Abstract

The pathology of de Quervain's disease affects the tenosynovium and rarely the tendons. The ultrasonographic features of de Quervain's disease unresponsive to conservative treatment are unknown. The purpose of this study was to describe and compare the morphological differences between patients with de Quervain's disease that is refractory to conservative treatment and patients who respond to conservative treatment. de Quervain's disease unresponsive to conservative treatment was evaluated in 51 patients. The bilateral wrists underwent preoperative ultrasonographic assessments.

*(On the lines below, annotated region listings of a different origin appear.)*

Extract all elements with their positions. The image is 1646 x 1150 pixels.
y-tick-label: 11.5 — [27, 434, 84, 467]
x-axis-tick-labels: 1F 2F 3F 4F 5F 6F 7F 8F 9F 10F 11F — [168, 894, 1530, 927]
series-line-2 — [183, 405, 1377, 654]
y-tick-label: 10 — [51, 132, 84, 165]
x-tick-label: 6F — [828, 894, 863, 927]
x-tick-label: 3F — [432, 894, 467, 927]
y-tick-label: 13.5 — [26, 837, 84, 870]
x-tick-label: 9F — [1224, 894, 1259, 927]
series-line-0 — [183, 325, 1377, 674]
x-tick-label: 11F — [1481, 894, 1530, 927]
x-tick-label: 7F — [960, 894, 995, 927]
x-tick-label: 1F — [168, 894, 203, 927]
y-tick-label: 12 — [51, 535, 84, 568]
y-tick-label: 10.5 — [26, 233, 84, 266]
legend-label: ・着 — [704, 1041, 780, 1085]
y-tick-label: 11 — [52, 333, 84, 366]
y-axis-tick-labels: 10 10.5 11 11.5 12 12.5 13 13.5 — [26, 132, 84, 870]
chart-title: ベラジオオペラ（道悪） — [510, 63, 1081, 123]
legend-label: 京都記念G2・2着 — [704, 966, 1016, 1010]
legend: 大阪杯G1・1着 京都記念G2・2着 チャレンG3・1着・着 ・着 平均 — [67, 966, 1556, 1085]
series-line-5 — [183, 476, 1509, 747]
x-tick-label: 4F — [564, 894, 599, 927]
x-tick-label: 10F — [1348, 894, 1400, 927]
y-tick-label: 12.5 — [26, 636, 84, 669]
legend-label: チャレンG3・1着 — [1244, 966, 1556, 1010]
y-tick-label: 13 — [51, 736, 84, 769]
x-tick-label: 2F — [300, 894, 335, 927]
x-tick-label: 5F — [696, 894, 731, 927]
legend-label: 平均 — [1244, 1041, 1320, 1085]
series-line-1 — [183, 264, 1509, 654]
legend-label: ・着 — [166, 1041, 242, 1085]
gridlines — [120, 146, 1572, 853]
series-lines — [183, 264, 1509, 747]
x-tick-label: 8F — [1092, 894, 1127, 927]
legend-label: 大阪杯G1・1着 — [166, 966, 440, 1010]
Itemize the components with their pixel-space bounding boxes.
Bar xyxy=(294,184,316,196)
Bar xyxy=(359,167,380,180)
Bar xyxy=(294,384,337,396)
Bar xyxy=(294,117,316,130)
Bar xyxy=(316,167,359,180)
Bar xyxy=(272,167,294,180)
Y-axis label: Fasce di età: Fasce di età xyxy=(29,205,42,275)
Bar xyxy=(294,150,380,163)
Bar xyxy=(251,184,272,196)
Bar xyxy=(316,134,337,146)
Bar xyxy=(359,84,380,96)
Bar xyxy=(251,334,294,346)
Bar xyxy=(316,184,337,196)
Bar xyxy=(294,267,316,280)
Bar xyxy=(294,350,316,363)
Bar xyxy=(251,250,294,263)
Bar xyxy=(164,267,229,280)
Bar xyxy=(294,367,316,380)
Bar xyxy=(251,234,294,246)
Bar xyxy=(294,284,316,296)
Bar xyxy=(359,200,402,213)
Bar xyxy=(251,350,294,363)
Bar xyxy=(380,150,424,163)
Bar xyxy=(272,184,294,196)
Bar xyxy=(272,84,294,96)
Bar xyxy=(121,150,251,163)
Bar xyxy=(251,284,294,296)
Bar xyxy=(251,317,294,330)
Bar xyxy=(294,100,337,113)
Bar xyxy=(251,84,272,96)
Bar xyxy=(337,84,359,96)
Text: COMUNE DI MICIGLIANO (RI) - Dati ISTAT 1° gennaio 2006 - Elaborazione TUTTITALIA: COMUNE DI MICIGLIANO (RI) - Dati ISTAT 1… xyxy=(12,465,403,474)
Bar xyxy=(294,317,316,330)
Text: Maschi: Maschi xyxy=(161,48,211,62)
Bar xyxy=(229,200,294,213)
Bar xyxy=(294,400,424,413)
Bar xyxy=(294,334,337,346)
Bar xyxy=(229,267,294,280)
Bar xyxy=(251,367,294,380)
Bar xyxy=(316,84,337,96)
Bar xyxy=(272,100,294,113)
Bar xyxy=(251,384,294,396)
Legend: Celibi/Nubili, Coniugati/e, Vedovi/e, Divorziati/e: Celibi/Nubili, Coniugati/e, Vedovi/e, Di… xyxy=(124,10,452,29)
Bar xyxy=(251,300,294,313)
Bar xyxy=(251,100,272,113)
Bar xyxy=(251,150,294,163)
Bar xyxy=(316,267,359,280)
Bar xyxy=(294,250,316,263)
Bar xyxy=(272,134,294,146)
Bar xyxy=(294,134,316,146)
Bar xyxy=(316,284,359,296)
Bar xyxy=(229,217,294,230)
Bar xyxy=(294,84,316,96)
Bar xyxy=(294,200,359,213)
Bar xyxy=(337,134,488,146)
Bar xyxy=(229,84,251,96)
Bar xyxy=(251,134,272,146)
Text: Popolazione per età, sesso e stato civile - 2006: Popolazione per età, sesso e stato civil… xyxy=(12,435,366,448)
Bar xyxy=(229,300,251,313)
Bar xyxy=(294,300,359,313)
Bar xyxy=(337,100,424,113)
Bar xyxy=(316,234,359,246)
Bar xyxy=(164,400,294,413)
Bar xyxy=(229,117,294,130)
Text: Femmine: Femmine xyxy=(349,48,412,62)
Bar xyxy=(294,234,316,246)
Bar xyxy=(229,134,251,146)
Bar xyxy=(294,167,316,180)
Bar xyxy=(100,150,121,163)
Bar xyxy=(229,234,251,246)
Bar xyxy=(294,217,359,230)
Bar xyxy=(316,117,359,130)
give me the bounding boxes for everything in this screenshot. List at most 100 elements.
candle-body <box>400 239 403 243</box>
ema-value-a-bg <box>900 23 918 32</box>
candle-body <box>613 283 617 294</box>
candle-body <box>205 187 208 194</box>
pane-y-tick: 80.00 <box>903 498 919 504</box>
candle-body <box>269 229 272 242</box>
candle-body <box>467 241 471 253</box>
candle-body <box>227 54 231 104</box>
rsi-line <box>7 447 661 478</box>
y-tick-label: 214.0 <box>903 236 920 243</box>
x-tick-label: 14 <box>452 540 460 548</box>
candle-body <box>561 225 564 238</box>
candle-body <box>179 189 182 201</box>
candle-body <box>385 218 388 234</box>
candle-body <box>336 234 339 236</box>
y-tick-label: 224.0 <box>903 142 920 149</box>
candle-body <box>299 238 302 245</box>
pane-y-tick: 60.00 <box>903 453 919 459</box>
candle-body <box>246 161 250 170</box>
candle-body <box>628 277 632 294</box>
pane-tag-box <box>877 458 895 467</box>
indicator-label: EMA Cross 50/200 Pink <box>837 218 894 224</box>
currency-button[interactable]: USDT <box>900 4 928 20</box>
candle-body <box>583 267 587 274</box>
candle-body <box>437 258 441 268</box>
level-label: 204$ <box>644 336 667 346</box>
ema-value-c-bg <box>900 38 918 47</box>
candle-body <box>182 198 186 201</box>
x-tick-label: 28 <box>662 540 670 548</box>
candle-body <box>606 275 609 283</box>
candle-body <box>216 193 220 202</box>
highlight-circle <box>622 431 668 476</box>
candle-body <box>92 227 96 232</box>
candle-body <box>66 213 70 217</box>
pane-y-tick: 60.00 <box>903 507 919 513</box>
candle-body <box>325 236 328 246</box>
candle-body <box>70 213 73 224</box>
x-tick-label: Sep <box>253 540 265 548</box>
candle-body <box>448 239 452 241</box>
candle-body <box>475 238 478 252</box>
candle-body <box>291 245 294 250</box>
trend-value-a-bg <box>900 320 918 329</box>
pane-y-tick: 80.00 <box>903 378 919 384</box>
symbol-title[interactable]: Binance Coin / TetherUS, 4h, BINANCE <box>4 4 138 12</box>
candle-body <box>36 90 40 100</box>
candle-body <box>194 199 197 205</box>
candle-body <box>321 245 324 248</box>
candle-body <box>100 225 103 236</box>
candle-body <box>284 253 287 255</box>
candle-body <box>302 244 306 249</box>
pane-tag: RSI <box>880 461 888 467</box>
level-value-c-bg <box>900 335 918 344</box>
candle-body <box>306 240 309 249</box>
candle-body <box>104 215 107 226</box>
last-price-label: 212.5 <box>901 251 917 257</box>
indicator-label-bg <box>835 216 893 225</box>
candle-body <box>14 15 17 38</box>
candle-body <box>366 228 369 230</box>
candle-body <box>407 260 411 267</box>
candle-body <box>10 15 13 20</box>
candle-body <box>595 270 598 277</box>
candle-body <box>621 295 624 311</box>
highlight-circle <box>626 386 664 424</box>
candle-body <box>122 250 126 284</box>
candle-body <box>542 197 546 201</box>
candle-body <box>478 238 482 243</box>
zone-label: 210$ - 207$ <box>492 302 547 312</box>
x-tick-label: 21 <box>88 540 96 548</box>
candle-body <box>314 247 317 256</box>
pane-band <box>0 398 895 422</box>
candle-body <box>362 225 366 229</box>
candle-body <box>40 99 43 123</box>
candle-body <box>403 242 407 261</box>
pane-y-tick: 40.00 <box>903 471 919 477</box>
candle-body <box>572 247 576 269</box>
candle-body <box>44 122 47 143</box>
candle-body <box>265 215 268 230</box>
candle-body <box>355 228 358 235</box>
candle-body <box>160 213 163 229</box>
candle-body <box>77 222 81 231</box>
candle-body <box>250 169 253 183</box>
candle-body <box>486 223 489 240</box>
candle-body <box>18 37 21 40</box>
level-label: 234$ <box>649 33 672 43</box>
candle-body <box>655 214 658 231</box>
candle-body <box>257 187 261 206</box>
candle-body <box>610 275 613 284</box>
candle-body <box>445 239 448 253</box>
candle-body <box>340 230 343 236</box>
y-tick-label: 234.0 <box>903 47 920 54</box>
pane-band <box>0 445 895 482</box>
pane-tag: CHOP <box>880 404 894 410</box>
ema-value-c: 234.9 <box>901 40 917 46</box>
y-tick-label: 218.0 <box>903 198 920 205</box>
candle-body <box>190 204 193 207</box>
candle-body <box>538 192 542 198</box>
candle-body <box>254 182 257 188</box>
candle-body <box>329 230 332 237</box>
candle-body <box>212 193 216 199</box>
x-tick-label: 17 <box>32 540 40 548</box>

The asymptomatic side was presumed to be the patient's anatomical baseline and was used for comparison. We measured the diameter and cross-sectional area of the tendons of the abductor pollicis longus (APL) and extensor pollicis brevis (EPB), and the thickness of the tendon sheath and the intercompartmental septum, if present. The affected side and asymptomatic side were compared. The APL and EPB cross-sectional area was significantly larger on the affected side than on the asymptomatic side (APL: 13 mm2 versus 8.3 mm2 ; P < .0001; EPB: 5.4 mm2 versus 3.9 mm2 ; P=.031). The tendon sheath was significantly thicker on the affected side (1.5 mm) than on the asymptomatic side (0.95 mm) (P < .0001). The intercompartmental septum was significantly thicker on the affected side (1.1 mm) than on the asymptomatic side (0.72 mm) (P=.0004). Operative findings revealed 41 (80%) patients had an intercompartmental septum. The ultrasonographic features of de Quervain's disease requiring surgical treatment were a significantly thickened tendon sheath, an intercompartmental septum, and increased cross-sectional area of the APL and EPB.